Quando le persone comunicano sempre più attraverso gli schermi, la conseguenza è un aumento dell’invidia sociale. Le foto piacevoli dei vostri amici in vacanza per il weekend sul Facebook o Instagram fanno sentire chi le guarda sfortunato. In pratica i social media fanno oggi quello che la tv e la pubblicità facevano prima: sostenere modelli distanti che sembrano perfetti e affascinanti e che per contrasto ti fanno seguire inadeguati. Quando stavo in Ladakh, ho incontrato persone rilassate e profondamente rispettose di sé. Nessuno pensava di essere indietro o povero. Oggi vedo l’effetto di modelli come Barbie o Rambo sui bambini di pochi anni. E quando sono tornata nel mio paese, in Svezia, c’erano ragazzine di sei anni che morivano di fame perché non si credevano magre abbastanza. Dalle mie esperienza in vari paesi, dal Ladakh e Bhutan all’Italia, la Svezia, la Germania e l’America si vede chiaramente una disintegrazione sociale, ovvero la rottura delle relazioni familiari, come di quelle tra vicini, che priva i bambini di modelli di confronto reali da cui ricevono la sensazione di essere apprezzati per come sono. I modelli sono distanti, fuggevoli, irreali, basati sul possesso materiale, mentre aumentano le pressioni sui bambini e ragazzi perché vadano alla scuola migliore e riescano ad avere un lavoro. Purtroppo anche il modello di insegnare è diventato più impersonale, standardizzato e dipendente dalla tecnologia.
Lei parla anche di un’importante perdita di capacità umane proprio a causa della tecnologia.

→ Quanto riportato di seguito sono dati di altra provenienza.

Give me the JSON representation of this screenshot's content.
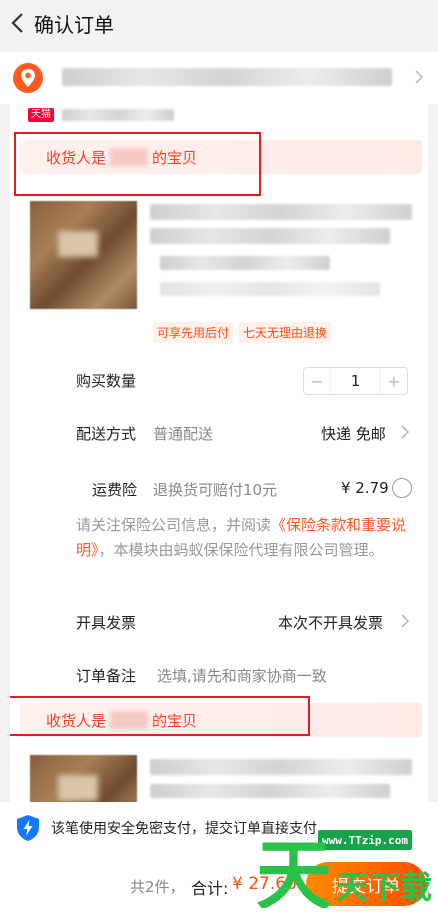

Per colpa della tecnologia, siamo allenati ad avere una sola funzione ma non ad essere multidimensionali. Le abilità multiple che la maggior parte delle persone avevano fino all’era industriale stanno morendo. Essere capaci di far crescere il cibo, di tenere a bada gli animali, di prendersi cura dei fratelli più piccoli, di aiutare a costruire qualcosa, fare da sé i vestiti, di cantare, ballare e creare musica. Questo portava a uno sviluppo olistico, non solo del lato sinistro del cervello ma del corpo intero; veniva inoltre favorita la coordinazione mano-occhio, il movimento, l’esercizio, e questo contribuiva a una diversa percezione di sé. Oggi ci sono sempre più evidenze sulle conseguenze di uno sviluppo squilibrato sul nostro cervello e sul nostro intero sistema ormonale.
Nei suoi interventi, parla spesso anche dell’importanza di pratiche spirituali.
Nella maggior parte delle culture prima della modernità c’era una forte comunità e una profonda connessione con la natura, che in sé instilla e garantisce una identità più felice e più salutare. Inoltre sì, c’erano anche pratiche e tradizioni spirituali che incoraggiavano la meditazione e la calma della mente, così come insegnamenti religiosi o etici che ricordavano l’infelicità che deriva dall’avidità, dall’attaccamento, dalla mancanza di compassione verso gli altri, verso altre forme di vita. Il contrario della cultura veloce, competitiva, consumista e stressante imposta ai nostri bambini: che oggi materialmente hanno tutto, eppure sono meno felici.